23 janv. 2016

Lettre de Claude Debussy à Igor Stravinsky

Claude Debussy découvre Igor Stravinsky en 1910 lors de la première de l’Oiseau de feu.
Ils ont 20 ans de différence et vont très vite être unis par une belle amitié et par un sentiment d’admiration réciproque, au point de travailler ensemble.
La Grande Guerre transforme Debussy qui devient un grand dépressif un peu suicidaire, et par ailleurs très anti allemand. Le compositeur n’hésite pas à transposer la lutte armée sur le front des arts et de la musique.

debussy
"Soyez de toutes vos forces, un grand artiste russe!"




24 octobre 1915

D’abord ma joie d’avoir, enfin, de vos nouvelles, très cher ami… J’en eu par vos amis qui, je ne sais pourquoi, faisaient mystère de votre santé et de l’endroit ou vous habitiez ?

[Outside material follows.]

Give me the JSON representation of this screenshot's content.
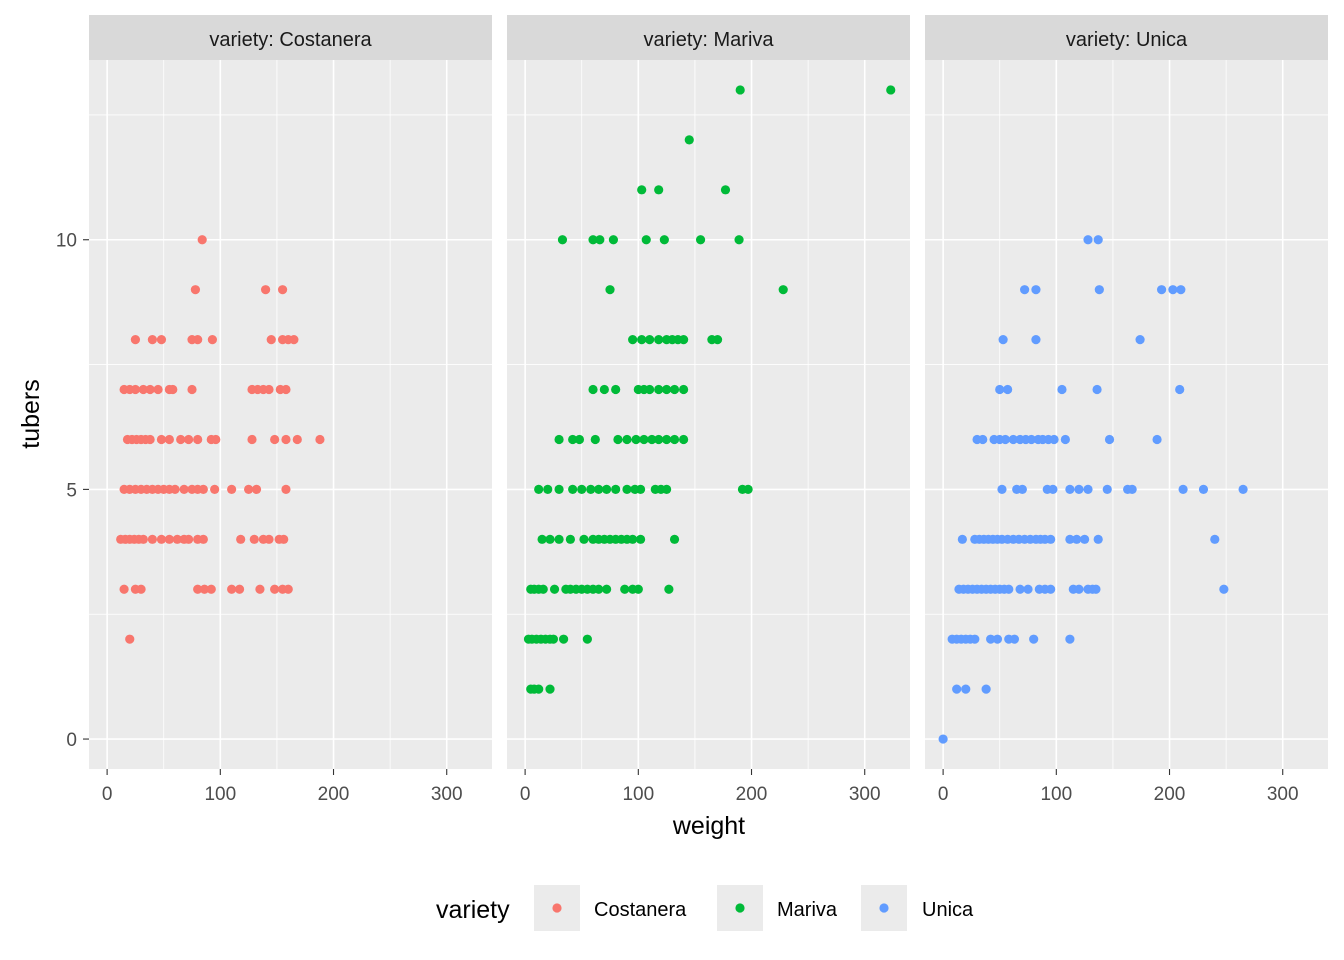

Nous allons tous a peu près bien, ou, pour mieux dire : nous allons comme la majorité des français. Nous avons eu notre part de chagrin, de difficultés morales et domestiques, comme il est naturel, maintenant que l’Europe et le restant du monde s’est pris du besoin de participer à ce tragique « concert », on ne voit pas pourquoi les habitants de la planète Mars ne se mettraient pas de la partie ? Ainsi que vous l’écrivez « ils ne nous rendront pas fous ! » Il-y-a tout de même quelque chose au dessus de la force brutale, et que, « fermer les fenêtres » sur la beauté est un lourd contre-sens, qui détruit en même temps le vrai sens de la vie. Mais il faudra ouvrir les yeux et les oreilles lorsque le bruit nécessaire du canon laissera la place à un d’autres sons… ! Il faudra nettoyer le monde de cette mauvaise semence. Il faudra tuer ce microbe de la fausse grandeur, de la laideur organisée, dont nous ne nous sommes pas toujours aperçus qu’elle était simplement de la faiblesse.

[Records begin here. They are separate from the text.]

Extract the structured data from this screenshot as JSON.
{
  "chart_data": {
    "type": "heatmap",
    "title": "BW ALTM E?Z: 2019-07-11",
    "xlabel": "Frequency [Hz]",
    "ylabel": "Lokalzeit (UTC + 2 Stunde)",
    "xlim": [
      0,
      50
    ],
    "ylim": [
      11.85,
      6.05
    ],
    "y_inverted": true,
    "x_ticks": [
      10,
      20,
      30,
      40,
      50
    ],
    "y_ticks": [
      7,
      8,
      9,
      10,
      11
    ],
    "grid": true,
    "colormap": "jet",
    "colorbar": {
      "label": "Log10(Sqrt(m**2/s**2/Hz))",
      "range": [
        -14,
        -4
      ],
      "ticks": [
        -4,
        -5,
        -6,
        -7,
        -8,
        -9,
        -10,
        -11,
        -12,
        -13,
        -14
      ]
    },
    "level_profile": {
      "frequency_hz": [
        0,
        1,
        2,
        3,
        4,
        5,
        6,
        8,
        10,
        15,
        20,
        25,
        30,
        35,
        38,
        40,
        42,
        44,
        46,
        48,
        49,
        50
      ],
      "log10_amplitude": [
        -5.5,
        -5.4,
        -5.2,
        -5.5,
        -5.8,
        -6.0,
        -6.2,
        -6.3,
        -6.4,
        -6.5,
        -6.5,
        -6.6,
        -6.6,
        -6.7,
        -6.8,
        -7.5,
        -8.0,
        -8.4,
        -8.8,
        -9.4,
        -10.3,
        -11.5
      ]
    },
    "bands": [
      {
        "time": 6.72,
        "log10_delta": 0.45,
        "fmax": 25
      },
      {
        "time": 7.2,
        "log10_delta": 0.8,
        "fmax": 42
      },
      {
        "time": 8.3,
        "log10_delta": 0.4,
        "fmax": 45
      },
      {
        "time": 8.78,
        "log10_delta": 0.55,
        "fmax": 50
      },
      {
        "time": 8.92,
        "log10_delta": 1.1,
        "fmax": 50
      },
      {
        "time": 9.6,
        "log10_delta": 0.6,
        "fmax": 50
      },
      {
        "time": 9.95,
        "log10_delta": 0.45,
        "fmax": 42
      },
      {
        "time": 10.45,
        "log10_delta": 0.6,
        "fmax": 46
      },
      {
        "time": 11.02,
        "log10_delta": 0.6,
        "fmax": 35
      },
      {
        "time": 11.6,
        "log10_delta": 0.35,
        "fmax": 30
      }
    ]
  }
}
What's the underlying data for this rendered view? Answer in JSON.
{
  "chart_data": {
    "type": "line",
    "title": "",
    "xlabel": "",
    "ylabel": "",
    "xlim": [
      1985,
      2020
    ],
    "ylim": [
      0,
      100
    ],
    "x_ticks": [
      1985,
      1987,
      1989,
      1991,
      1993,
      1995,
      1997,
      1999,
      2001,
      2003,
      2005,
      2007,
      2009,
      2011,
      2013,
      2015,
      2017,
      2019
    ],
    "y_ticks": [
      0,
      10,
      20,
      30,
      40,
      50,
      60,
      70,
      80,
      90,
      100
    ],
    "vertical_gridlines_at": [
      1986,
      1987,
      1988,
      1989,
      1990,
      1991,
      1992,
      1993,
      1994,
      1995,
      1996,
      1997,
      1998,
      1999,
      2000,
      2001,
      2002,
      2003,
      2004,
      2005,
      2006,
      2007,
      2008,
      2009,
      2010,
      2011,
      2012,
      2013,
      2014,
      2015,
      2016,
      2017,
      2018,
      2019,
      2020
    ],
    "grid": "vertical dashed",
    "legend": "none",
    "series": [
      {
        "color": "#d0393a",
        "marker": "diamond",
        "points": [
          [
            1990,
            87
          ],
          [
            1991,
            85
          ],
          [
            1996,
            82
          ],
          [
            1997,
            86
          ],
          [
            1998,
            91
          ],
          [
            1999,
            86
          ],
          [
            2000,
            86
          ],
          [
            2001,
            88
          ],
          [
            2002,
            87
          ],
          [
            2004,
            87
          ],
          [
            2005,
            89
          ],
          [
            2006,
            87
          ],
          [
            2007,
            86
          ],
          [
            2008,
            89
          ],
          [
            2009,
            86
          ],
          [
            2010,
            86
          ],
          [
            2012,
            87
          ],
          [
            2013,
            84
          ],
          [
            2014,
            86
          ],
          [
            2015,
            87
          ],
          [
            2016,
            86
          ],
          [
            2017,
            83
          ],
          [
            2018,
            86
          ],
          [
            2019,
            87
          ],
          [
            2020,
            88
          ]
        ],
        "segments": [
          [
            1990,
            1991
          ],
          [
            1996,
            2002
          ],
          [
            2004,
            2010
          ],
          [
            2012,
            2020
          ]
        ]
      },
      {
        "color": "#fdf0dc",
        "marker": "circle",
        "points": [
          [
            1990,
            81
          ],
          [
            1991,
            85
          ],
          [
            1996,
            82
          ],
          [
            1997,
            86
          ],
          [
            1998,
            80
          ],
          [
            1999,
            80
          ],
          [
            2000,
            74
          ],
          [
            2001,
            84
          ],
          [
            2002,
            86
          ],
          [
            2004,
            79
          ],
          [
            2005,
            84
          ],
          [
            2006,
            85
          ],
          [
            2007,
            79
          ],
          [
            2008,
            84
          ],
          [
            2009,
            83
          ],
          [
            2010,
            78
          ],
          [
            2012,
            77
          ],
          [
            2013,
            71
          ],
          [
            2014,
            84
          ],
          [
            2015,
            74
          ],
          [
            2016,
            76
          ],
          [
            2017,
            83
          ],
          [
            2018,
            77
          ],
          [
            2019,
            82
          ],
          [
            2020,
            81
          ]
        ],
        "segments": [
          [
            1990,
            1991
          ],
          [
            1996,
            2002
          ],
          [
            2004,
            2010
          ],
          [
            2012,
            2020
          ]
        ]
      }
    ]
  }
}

Vous êtes assurément un de ceux qui pourront combattre victorieusement ces autres « gazs », aussi mortels que les autres, contre lesquels nous n’avions pas de « masques ».

Cher Strawinsky, vous êtes un grand artiste ! Soyez de toutes vos forces, un grand artiste russe ! C’est si beau, d’être de son pays, d’être attaché à sa terre comme le plus humble des paysans ! Et quand l’étranger met ses pieds sur elle, comme les blagues internationalistes sont amères !

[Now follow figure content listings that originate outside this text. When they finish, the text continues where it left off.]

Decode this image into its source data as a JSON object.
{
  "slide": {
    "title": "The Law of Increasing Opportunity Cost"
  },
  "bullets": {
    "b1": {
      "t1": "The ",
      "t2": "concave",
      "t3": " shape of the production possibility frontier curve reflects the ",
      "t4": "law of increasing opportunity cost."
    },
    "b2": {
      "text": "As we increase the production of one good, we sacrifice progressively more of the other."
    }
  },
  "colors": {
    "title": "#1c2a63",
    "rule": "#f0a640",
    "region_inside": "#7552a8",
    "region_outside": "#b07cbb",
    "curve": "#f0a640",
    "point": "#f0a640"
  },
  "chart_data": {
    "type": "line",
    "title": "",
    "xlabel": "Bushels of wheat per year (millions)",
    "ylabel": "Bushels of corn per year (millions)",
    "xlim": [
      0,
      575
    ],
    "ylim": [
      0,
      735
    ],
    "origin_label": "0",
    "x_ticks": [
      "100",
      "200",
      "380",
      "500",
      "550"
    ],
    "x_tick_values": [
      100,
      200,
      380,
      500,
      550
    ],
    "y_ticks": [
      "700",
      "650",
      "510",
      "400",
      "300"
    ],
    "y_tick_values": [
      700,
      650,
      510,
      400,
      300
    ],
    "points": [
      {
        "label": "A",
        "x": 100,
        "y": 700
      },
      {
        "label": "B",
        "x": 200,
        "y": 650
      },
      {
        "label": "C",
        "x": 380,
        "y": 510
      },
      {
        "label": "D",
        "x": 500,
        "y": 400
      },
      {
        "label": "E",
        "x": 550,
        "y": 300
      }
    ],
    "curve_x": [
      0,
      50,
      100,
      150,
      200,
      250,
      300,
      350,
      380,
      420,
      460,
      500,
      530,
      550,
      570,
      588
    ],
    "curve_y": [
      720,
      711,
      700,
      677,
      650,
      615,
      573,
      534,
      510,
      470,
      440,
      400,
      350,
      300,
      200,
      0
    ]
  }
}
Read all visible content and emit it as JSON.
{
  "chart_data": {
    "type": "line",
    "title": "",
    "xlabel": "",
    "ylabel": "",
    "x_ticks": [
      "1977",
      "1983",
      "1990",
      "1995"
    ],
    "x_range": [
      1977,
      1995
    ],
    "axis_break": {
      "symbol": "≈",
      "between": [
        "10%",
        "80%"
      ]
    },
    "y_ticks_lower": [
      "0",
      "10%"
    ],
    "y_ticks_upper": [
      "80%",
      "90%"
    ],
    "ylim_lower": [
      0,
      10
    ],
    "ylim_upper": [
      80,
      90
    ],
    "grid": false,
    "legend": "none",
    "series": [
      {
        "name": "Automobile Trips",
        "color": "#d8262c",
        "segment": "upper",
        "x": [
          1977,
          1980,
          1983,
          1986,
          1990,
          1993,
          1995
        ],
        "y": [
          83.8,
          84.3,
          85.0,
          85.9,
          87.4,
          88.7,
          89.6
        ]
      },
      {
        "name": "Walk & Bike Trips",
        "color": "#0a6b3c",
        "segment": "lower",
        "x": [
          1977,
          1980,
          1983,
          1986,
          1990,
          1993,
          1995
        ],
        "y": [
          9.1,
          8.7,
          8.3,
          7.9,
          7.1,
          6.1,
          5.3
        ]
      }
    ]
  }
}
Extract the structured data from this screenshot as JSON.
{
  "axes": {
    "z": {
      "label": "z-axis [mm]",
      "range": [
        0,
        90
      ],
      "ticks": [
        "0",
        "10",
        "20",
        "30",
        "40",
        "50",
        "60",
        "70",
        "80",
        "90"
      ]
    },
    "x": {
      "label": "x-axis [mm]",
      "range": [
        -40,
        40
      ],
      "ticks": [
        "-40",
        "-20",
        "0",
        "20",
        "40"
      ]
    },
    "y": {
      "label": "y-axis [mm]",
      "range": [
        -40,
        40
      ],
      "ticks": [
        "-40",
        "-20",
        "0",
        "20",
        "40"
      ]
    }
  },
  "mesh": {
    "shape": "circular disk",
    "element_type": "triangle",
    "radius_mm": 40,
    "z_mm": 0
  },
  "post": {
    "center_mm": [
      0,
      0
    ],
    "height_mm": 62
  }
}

Dans ces dernières années, quand j’ai senti les miasmes autro-boches s’étendrent [sic] sur l’art, j’aurais voulu avoir plus d’autorité pour crier mon inquiétude pour avertir du danger vers lequel nous courrions, sans méfiance. Comment n’avons nous pas deviné que ces gens tentaient la destruction de notre art, comme ils avaient préparé la destruction de nos pays ? Et surtout, cette vieille haine de race qui ne finira qu’avec le dernier des Allemands ! Y-aura t’il jamais un dernier allemand ? Car je reste persuadé que les soldats allemands reproduisent entre eux !

[…]

A propos de musique, il faut avouer qu’elle est dans une triste situation… Elle ne sert qu’à des buts charitables, ce dont il ne faut pas la plaindre certainement. Personnellement je suis resté pendant plus d’un an à ne pouvoir rien écrire, il n’y a guère que pendant ces trois derniers mois passés au bord de la mer chez des amis, ou j’ai retrouvé la faculté de penser musicalement. L’état de guerre, à moins que l’on en fasse directement partie, est un état contradictoire à la pensée. Il n’y a que cet égoïste olympien de Goethe qui pouvait travailler, – paraît-il, le jour ou les français entrèrent à Weimar… Nous avons aussi Pithagore qui fut tué par un soldat au moment ou il allait résoudre on ne sait quel problème ? Je n’ai d’ailleurs écrit que de la musique pure : Douze Etudes pour le piano ; deux Sonates pour divers instruments, dans notre vieille ferme, qui gracieusement n’imposait pas aux facultés auditives des efforts tétralogiques…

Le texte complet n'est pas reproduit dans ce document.